Serverless computing has been a revolutionary invention. When looking to fast-track the post-COVID-19 movement to the cloud environment, we would prefer to not have to size the resources that we feel our workloads will require.
The serverless technology not only provides the cloud-based resources required, like storage, but it also removes access to these resources after workflows complete processing. Some may describe this as a lazy individual’s platform as a service, but eliminating the need for guessing about providing the precise resource count will save you much hassle nowadays. Anyhow, as with any other technology, serverless computing also has some drawbacks, and we will take a look at some of these here.
If you run a serverless computing function in a VPN (virtual private cloud), then it might just cause a delay or cold start. This is similar to the action of starting Buick, according to individuals of a certain vintage.
Furthermore, different languages come with their own set of lags. In the event of benchmarking these, you may discover that Java and .Net are the slowest and Python is the quickest. You may utilize tools for analysing the lengths of lag and determining the effect of these on your workflows. In the event you rely on serverless computing, we would recommend utilizing the products mentioned above.

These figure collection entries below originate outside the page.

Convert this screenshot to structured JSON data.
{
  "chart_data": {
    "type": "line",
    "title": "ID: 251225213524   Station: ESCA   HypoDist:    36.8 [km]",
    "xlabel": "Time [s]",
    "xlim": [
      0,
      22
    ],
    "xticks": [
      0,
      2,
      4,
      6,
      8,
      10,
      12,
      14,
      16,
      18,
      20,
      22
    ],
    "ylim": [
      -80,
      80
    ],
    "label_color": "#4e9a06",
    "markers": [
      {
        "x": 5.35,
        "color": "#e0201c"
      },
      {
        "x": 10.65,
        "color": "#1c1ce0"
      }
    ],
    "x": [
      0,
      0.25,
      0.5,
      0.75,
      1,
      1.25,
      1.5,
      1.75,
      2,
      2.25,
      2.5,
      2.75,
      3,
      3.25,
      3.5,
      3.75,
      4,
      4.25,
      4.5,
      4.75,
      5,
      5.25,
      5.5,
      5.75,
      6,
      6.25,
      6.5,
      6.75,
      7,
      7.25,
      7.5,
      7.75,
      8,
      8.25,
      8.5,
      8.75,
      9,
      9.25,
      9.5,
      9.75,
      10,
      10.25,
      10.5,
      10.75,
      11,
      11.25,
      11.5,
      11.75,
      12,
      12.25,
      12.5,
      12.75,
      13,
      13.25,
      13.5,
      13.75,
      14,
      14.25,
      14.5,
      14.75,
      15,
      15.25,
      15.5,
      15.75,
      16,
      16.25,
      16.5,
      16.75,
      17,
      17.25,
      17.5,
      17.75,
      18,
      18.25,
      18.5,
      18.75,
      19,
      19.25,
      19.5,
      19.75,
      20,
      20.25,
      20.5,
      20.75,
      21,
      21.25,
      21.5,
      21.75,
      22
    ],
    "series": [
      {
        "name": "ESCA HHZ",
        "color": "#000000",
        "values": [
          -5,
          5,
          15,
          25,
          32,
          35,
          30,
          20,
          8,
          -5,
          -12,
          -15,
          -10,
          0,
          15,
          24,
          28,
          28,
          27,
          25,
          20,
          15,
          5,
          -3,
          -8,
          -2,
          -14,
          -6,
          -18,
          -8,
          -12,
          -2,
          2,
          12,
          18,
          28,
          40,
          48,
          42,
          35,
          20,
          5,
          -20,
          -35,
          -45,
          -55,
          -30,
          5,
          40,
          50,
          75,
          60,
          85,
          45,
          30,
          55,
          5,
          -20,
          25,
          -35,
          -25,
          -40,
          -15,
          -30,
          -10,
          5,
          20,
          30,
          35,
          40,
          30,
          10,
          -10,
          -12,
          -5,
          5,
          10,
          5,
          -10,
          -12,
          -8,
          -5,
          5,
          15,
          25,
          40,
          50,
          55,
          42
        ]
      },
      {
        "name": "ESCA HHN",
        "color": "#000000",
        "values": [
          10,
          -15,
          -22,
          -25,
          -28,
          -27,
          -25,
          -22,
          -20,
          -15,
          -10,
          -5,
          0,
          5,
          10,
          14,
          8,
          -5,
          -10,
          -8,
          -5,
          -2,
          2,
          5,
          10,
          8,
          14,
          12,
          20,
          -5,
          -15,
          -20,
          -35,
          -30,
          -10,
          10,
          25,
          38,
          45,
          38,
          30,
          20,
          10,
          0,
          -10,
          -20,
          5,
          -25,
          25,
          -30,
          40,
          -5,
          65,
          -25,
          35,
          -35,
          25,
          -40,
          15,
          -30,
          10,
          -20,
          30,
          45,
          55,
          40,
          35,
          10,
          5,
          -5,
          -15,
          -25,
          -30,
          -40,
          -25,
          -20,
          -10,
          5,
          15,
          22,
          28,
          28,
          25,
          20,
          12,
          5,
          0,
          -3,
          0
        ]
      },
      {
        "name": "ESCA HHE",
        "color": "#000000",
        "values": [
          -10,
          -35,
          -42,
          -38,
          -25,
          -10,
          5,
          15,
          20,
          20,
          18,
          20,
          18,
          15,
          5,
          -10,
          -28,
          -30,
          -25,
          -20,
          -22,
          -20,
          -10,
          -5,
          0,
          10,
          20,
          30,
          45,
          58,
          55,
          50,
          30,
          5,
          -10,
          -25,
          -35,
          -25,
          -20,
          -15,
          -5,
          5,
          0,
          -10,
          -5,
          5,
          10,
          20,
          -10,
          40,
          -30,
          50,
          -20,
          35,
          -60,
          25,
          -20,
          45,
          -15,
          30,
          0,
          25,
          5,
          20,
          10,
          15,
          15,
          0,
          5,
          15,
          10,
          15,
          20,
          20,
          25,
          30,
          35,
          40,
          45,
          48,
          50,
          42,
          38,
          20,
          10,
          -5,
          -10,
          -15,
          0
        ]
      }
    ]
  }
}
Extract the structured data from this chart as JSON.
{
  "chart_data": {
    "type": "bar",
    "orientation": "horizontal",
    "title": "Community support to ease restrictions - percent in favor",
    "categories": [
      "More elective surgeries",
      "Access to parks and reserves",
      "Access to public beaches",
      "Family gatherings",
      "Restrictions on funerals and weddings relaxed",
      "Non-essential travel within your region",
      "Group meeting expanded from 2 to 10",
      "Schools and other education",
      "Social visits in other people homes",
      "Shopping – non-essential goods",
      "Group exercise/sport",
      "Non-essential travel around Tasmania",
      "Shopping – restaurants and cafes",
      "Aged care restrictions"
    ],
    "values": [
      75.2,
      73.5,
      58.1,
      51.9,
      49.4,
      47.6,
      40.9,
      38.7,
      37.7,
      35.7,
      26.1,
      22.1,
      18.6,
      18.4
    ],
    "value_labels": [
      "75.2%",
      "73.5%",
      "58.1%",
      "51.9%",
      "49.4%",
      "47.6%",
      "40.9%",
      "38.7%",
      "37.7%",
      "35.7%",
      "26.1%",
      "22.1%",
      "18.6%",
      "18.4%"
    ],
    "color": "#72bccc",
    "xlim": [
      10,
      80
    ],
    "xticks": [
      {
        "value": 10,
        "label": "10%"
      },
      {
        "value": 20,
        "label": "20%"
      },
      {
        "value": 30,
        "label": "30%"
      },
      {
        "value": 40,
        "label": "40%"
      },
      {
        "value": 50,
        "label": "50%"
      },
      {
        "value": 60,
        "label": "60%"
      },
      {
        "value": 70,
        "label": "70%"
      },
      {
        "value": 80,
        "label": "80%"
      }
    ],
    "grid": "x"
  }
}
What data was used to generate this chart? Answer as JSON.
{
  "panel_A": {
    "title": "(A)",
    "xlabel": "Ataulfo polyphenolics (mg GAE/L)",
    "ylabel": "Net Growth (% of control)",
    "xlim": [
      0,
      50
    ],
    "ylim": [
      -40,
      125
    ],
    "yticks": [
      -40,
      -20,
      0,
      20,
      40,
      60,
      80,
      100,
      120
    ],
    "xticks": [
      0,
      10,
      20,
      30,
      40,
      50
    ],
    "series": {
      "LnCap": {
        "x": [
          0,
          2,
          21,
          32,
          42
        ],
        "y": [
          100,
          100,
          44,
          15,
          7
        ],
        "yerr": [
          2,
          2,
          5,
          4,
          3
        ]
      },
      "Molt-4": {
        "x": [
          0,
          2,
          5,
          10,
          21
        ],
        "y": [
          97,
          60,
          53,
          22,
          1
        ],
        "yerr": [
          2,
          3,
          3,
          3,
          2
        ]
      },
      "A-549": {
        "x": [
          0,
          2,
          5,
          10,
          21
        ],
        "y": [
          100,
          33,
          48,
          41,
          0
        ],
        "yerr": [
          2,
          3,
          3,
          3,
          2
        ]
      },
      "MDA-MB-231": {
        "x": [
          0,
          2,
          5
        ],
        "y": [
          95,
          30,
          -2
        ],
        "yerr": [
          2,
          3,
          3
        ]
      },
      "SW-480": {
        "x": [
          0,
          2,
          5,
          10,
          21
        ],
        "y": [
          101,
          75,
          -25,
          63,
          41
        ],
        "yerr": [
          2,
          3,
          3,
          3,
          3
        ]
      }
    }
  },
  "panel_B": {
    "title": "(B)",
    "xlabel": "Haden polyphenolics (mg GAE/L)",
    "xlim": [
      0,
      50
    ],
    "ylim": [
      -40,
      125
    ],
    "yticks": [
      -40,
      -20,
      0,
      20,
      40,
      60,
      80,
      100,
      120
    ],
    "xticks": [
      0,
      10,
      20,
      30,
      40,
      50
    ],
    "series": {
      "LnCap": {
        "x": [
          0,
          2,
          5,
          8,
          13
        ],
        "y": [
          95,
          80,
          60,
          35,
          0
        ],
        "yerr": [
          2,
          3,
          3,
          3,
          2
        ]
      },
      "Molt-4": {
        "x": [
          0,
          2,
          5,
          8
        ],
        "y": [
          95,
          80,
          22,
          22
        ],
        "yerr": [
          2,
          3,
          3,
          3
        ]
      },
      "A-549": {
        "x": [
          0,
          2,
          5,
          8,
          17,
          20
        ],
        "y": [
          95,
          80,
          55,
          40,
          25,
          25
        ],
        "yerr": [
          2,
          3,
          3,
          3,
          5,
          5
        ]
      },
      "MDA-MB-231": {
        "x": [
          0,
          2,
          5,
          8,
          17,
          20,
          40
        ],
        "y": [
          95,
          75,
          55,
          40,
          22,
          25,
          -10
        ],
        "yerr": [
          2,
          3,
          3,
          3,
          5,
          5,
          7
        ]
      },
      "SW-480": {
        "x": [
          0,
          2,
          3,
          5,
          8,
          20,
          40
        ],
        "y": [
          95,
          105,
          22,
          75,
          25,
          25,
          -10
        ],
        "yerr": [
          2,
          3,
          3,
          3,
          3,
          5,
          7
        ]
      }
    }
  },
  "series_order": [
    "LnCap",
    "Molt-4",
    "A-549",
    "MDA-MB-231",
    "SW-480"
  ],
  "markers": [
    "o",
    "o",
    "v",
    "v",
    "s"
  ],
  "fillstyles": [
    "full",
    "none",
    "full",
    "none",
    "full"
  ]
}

The phrase ‘distance latency’ refers to what extent the function mentioned above is from its end users. We notice that businesses are running the tasks in Asia even as most users hail from the US. Bandwidth may not be thought of as a problem, but the users prefer convenience over utility. Moreover they do not think about the effects, like the administrator being situated in the subcontinent.
The data being situated somewhere different from the central serverless function, which utilizes the data, is a source of one more distance problem. This poor choice is usually based on process distribution through the public cloud. While it may appear great on Microsoft PowerPoint, it is not a pragmatic choice.
Insufficient Runtime Configurations
These configurations tend to be disregarded. There is a pre-set list of compute and memory configs for serverless systems, where things such as memory range between 64 and 3008 megabytes. Central processing units are usually allocated on the basis of the level of memory utilized. A lower computer memory environment is generally more affordable, but a performance-related compromise would be there in the event of the serverless computing provider treating you unfairly in regards to CPU and memory.
There may be several pros to using serverless systems, but you should also think about the cons. Understanding these things pragmatically will let you bypass them successfully.